After years of war (starting with the titular Sicilian Vespers in 1282), in 1299 an alliance of Angevin, Aragonese, and papal forces began to conduct a successful land campaign on the island of Sicily. Led by Aragonese–Sicilian admiral Roger of Lauria and Angevin prince Robert of Anjou, the allied army moved throughout eastern Sicily, attacking cities and towns in an attempt to erode Sicilian resistance. Despite fierce resistance by the Sicilian royal army, by the summer of 1299 the allies had captured the key Sicilian city of Catania, cutting off the major Sicilian cities of Syracuse and Messina in the east while also forcing Frederick II of Sicily to retreat into the Sicilian heartland. Planning on attacking Frederick's remaining forces from both sides, in the fall of 1299 an Angevin army landed at Trapani, seeking to march inland while the allied armies in the east marched west. This approach ended in disaster when in November 1299 the western Angevin army was routed at the Battle of Falconaria. The defeat of the western army caused Roger of Lauria to sail for Naples to procure more men and supplies, leaving Robert to command the Sicilian campaign; before departing, Roger advised Robert to hold off attacking the Sicilians until the spring of 1300.

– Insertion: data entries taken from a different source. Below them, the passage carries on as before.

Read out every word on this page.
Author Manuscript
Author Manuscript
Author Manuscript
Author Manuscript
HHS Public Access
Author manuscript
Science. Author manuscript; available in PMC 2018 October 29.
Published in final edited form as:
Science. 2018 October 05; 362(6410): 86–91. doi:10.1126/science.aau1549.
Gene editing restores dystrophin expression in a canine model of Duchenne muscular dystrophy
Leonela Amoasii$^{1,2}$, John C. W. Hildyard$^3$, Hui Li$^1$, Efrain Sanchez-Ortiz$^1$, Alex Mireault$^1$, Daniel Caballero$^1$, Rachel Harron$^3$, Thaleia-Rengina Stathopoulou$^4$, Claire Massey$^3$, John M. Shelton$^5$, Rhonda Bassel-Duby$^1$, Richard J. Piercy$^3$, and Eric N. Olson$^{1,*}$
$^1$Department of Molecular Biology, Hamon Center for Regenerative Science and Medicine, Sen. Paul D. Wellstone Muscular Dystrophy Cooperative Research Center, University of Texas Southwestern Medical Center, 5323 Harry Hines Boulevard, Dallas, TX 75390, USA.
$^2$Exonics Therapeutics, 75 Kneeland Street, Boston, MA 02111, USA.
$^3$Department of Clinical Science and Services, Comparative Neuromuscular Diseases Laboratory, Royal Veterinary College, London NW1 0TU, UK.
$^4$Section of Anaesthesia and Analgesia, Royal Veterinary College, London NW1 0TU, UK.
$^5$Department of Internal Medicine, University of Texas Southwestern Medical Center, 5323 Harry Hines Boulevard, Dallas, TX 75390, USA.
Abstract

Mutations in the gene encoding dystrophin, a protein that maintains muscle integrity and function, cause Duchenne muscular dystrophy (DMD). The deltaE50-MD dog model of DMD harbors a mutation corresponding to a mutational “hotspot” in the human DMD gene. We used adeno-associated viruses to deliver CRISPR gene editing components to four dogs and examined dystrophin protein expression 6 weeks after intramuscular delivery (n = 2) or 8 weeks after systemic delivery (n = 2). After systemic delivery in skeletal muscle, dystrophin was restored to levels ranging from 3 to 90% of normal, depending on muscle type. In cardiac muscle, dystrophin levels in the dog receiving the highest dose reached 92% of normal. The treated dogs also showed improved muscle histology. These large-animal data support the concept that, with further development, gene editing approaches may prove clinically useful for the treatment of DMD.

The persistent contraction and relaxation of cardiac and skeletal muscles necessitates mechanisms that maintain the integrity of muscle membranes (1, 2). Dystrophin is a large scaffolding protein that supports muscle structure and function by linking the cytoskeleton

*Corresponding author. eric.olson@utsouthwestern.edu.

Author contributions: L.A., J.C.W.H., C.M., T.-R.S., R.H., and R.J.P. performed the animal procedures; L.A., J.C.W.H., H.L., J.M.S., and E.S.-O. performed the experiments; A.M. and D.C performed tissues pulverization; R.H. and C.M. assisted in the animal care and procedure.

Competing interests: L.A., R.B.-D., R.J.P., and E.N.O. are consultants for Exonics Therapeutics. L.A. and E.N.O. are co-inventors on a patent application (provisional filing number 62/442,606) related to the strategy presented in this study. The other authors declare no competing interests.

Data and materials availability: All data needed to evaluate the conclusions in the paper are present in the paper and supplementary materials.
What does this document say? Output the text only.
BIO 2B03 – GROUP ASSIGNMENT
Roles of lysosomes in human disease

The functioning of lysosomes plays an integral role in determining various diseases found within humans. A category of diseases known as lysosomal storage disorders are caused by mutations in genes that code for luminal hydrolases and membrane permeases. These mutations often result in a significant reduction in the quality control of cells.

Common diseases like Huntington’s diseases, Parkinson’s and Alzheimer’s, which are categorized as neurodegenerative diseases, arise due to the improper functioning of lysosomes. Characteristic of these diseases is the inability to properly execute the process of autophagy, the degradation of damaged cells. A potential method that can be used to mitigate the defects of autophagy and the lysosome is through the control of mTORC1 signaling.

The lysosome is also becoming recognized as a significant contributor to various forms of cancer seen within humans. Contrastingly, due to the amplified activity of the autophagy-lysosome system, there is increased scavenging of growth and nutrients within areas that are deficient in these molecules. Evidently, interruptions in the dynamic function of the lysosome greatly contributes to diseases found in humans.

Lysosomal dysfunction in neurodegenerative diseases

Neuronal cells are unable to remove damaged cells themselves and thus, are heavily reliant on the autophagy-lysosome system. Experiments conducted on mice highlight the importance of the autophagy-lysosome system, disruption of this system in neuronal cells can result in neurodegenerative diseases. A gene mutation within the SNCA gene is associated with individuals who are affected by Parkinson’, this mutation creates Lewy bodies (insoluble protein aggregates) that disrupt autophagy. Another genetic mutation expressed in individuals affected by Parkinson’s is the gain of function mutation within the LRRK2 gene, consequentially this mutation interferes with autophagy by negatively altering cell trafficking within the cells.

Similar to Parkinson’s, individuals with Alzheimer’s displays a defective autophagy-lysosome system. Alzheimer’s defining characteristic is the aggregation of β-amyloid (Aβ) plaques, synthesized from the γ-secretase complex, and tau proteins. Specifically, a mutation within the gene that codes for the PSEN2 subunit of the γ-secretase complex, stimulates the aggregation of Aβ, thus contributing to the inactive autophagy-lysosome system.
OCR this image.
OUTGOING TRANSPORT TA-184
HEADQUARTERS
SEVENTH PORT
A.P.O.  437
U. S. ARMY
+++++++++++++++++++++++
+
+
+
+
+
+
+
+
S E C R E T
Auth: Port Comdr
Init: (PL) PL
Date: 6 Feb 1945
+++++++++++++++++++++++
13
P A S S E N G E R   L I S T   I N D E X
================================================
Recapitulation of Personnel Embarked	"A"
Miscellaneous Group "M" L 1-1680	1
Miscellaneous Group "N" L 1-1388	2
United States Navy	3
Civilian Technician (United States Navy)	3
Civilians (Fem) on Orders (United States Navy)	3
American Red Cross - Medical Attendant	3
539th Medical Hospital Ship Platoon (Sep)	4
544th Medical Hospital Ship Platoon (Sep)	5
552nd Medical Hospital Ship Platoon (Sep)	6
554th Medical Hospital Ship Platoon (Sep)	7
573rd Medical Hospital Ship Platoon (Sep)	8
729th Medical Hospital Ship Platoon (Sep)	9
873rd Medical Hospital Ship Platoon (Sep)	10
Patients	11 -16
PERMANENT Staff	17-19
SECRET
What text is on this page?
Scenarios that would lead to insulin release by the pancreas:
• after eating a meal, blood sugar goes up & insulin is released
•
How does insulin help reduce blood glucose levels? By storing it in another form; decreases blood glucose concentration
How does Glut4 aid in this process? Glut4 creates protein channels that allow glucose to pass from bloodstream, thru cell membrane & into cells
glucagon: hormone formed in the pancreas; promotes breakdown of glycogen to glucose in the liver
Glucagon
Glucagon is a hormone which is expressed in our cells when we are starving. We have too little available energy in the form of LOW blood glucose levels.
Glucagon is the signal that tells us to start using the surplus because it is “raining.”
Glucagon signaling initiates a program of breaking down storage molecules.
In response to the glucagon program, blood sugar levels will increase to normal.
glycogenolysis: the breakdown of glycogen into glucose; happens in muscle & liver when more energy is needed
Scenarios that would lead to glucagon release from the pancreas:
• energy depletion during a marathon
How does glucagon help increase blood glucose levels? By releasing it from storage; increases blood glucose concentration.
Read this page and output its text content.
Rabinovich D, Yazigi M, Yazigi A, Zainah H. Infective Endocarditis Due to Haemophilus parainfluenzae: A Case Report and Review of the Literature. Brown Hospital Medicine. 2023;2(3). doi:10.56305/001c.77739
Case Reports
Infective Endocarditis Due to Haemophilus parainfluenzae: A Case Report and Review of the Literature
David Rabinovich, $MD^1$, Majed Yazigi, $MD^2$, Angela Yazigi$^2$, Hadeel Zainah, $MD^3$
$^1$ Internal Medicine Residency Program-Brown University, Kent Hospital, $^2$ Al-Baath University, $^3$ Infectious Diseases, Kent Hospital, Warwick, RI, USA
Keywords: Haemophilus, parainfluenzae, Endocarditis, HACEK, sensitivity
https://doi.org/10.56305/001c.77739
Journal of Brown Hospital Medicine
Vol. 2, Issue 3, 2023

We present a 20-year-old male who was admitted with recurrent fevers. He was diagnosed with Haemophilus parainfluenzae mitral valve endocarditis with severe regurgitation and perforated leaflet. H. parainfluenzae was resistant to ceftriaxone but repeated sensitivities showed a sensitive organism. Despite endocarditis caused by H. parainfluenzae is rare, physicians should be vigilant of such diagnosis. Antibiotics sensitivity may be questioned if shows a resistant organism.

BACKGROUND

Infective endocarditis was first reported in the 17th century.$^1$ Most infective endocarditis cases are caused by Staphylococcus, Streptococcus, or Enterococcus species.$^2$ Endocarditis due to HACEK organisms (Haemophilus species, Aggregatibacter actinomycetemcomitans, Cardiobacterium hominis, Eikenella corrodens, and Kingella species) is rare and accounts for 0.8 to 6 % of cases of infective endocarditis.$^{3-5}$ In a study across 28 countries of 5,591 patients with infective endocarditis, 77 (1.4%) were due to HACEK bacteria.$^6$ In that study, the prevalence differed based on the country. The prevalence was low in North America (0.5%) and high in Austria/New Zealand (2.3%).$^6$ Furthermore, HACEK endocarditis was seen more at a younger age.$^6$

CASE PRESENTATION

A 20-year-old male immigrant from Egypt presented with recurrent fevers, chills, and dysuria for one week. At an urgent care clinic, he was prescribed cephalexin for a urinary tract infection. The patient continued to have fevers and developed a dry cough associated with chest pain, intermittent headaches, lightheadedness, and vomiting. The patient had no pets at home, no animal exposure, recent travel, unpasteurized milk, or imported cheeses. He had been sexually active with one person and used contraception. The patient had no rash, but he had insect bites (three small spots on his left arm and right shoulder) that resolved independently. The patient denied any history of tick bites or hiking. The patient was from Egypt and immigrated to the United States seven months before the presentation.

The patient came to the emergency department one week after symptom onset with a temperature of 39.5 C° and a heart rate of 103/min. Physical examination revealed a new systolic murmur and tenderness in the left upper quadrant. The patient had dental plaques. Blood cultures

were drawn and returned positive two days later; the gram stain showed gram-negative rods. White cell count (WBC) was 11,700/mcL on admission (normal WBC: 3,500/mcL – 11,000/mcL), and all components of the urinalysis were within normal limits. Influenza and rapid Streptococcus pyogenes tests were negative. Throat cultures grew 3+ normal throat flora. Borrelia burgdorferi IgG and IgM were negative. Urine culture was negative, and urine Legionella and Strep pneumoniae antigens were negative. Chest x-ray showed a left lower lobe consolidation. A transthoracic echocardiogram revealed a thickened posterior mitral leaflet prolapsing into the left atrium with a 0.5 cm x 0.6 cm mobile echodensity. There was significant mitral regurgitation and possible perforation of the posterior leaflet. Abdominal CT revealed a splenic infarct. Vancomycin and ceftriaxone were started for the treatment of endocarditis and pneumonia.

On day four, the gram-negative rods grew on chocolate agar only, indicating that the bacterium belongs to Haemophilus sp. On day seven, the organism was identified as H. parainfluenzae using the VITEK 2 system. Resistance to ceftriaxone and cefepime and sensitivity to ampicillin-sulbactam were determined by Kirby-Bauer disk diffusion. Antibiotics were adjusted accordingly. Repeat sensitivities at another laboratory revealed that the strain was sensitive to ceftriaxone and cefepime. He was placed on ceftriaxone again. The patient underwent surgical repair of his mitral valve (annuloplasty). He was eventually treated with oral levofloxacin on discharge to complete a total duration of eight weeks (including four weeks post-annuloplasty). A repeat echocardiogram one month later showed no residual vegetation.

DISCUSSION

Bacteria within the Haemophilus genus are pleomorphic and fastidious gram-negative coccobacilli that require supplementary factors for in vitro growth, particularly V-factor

In early 1300 an Aragonese castellan named Montaner di Sosa started a plot to entrap the Angevins. As part of the plot, di Sosa convinced a prisoner (a French noble named Charles Morelet, who had been captured at Falconaria in November) that he wished to defect to the allied cause, citing his desire to remain loyal to the pope. The noble was then allowed to leak news of di Sosa's alleged defection to Robert, to whom the supposed defector offered to open the gates of the castle of Gagliano. Robert received the intelligence and summoned a council of war to discuss a plan to seize Gagliano; the castle was a tempting target, as it was located close to Frederick's Sicilian army headquarters in Enna. Robert considered leading the attack in person but, heeding the advice of his Aragonese wife that the surrender may be a ruse, placed a junior commander in command.

== Battle ==
In February 1300 a mounted force of Angevin knights and mercenaries under the command of Walter V, Count of Brienne were ordered to secure the surrender of Gagliano. Walter's mounted force was composed of young Angevin-French nobles, many of whom had lost family members in the nearly 20-year long war of the vespers. According to the contemporary Muntaner Chronicle, the nobles referred to themselves as the "Knights of Death" and had vowed vengeance on Sicily for their slain relatives. The total force numbered 300 men of the Knights of Death, complemented with 200 mounted men-at-arms. The Sicilians shadowed the advancing force, setting up watches in the mountainous approaches to Gagliano.

When the force arrived a Gagliano, they founded that the castle had not opened its gates. They were quickly confronted by 300 Sicilian knights (likely ethnic Catalans loyal to Frederick) and 300 almogavars, the elite light infantry of Catalonia and Aragon. The Sicilians deployed their infantry in a double-lined 'V' formation in the hills, forcing the Angevins to attack them in disadvantageous terrain. At dawn, the Sicilian infantry sparked their weapons against the rocks before launching waves of deadly throwing spears into the Angevin ranks. The almogavars defied chivalric tradition, ignoring the heavy-armored Angevin knights and instead killing their horses. With the Angevins now disoriented, the Sicilian cavalry charged downhill, routing them. Groups of Angevin knights attempted to hold out on rocky outcroppings, but were gradually captured or killed, with Walter being among the prisoners taken.

=== Aftermath ===
The battle resulted in the routing and destruction of the Angevin force; few of the horsemen made it back to friendly territory. Sicilian casualties were light. The second major Sicilian victory in the winter of 1299–1300, the battle and its outcome raised Sicilian morale.